Vanderbilt Researchers Create Robotic Device to Remove Blood Clots from the Brain


A team of engineers and physicians at the Vanderbilt University have created a robotic system that uses 'steerable needles' to reach deep into the brain to suck away deadly blood clots, especially in hemorrhage cases. The system can remove about 92 percent of the clot.

According to HNGN, once a CT scan determines the exact location of the clot, a robotic arm is positioned outside the skull, and a tube is inserted into the brain to suck out the blood.
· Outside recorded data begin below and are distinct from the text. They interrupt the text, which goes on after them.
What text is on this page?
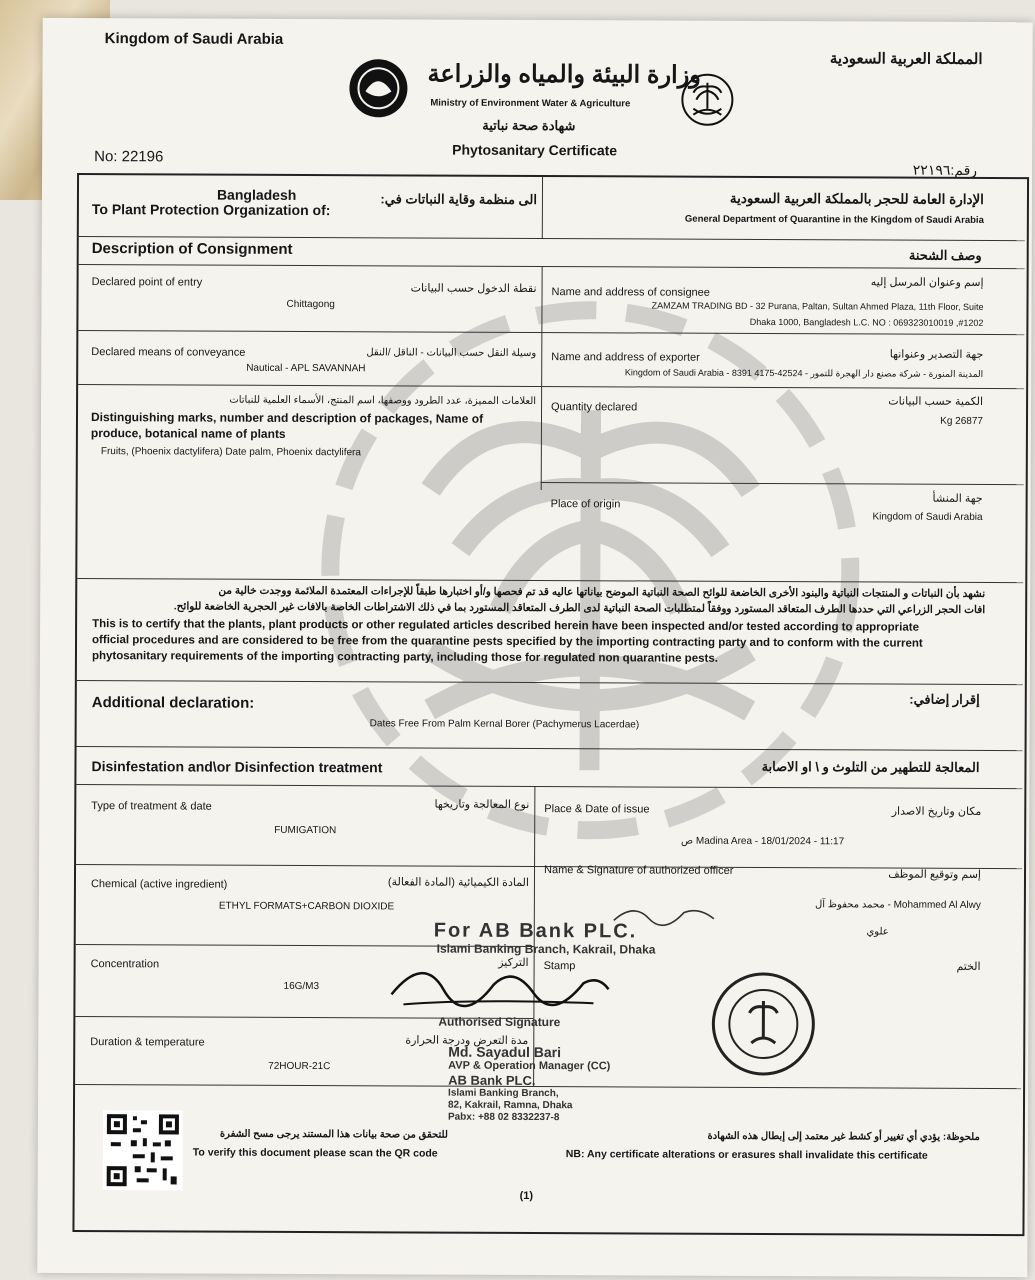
Kingdom of Saudi Arabia
المملكة العربية السعودية
وزارة البيئة والمياه والزراعة
Ministry of Environment Water & Agriculture
شهادة صحة نباتية
Phytosanitary Certificate
No: 22196
رقم:٢٢١٩٦
Bangladesh
To Plant Protection Organization of:
الى منظمة وقاية النباتات في:	الإدارة العامة للحجر بالمملكة العربية السعودية
General Department of Quarantine in the Kingdom of Saudi Arabia
Description of Consignment	وصف الشحنة
Declared point of entry
نقطة الدخول حسب البيانات
Chittagong
إسم وعنوان المرسل إليه
Name and address of consignee
ZAMZAM TRADING BD - 32 Purana, Paltan, Sultan Ahmed Plaza, 11th Floor, Suite
#1202, Dhaka 1000, Bangladesh L.C. NO : 069323010019
Declared means of conveyance	وسيلة النقل حسب البيانات - الناقل /النقل
Nautical - APL SAVANNAH
جهة التصدير وعنوانها
Name and address of exporter
المدينة المنورة - شركة مصنع دار الهجرة للتمور - Kingdom of Saudi Arabia - 8391 4175-42524
العلامات المميزة، عدد الطرود ووصفها، اسم المنتج، الأسماء العلمية للنباتات
Distinguishing marks, number and description of packages, Name of
produce, botanical name of plants
Fruits, (Phoenix dactylifera) Date palm, Phoenix dactylifera
الكمية حسب البيانات
Quantity declared
Kg 26877
جهة المنشأ
Place of origin
Kingdom of Saudi Arabia
نشهد بأن النباتات و المنتجات النباتية والبنود الأخرى الخاضعة للوائح الصحة النباتية الموضح بياناتها عاليه قد تم فحصها و/أو اختبارها طبقاً للإجراءات المعتمدة الملائمة ووجدت خالية من
افات الحجر الزراعي التي حددها الطرف المتعاقد المستورد ووفقاً لمتطلبات الصحة النباتية لدى الطرف المتعاقد المستورد بما في ذلك الاشتراطات الخاصة بالافات غير الحجرية الخاضعة للوائح.
This is to certify that the plants, plant products or other regulated articles described herein have been inspected and/or tested according to appropriate
official procedures and are considered to be free from the quarantine pests specified by the importing contracting party and to conform with the current
phytosanitary requirements of the importing contracting party, including those for regulated non quarantine pests.
Additional declaration:	إقرار إضافي:
Dates Free From Palm Kernal Borer (Pachymerus Lacerdae)
Disinfestation and\or Disinfection treatment	المعالجة للتطهير من التلوث و \ او الاصابة
Type of treatment & date	نوع المعالجة وتاريخها
FUMIGATION
Place & Date of issue	مكان وتاريخ الاصدار
Madina Area - 18/01/2024 - 11:17 ص
Chemical (active ingredient)	المادة الكيميائية (المادة الفعالة)
ETHYL FORMATS+CARBON DIOXIDE
Name & Signature of authorized officer	إسم وتوقيع الموظف
Mohammed Al Alwy - محمد محفوظ آل
علوي
Concentration	التركيز
16G/M3
Stamp	الختم
Duration & temperature	مدة التعرض ودرجة الحرارة
72HOUR-21C
For AB Bank PLC.
Islami Banking Branch, Kakrail, Dhaka
Authorised Signature
Md. Sayadul Bari
AVP & Operation Manager (CC)
AB Bank PLC.
Islami Banking Branch,
82, Kakrail, Ramna, Dhaka
Pabx: +88 02 8332237-8
للتحقق من صحة بيانات هذا المستند يرجى مسح الشفرة
To verify this document please scan the QR code
ملحوظة: يؤدي أي تغيير أو كشط غير معتمد إلى إبطال هذه الشهادة
NB: Any certificate alterations or erasures shall invalidate this certificate
(1)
"I think this can save a lot of lives," said Robert J. Webster III, mechanical engineering professor who helped to innovate the needle. "There are a tremendous number of intracerebral hemorrhages and the number is certain to increase as the population ages."

The steerable needle could prevent 'collateral damage' during surgery.

"The trickiest part of the operation comes after you have removed a substantial amount of the clot. External pressure can cause the edges of the clot to partially collapse making it difficult to keep track of the clot's boundaries," said Webster.

The professor and his team had been working on the needle since the past four years. Originally, it was designed to remove pituitary tumors.

About one in 50 people are affected with intracerebral haemorrhage during his or her lifetime. It is fatal in about 40 percent of cases and survivors suffer from serious brain damage.

According to Futurity, neurosurgeons are skeptical about treating intracerebral haemorrhages because the surgeries do not always yield the best results. Usually, they prescribe drugs to help decrease the swelling around the clot and help the patient stabilize without surgery.

Surgeons would only be convinced in cases when the clots are small and lie on the brain's surface as they are easy to reach.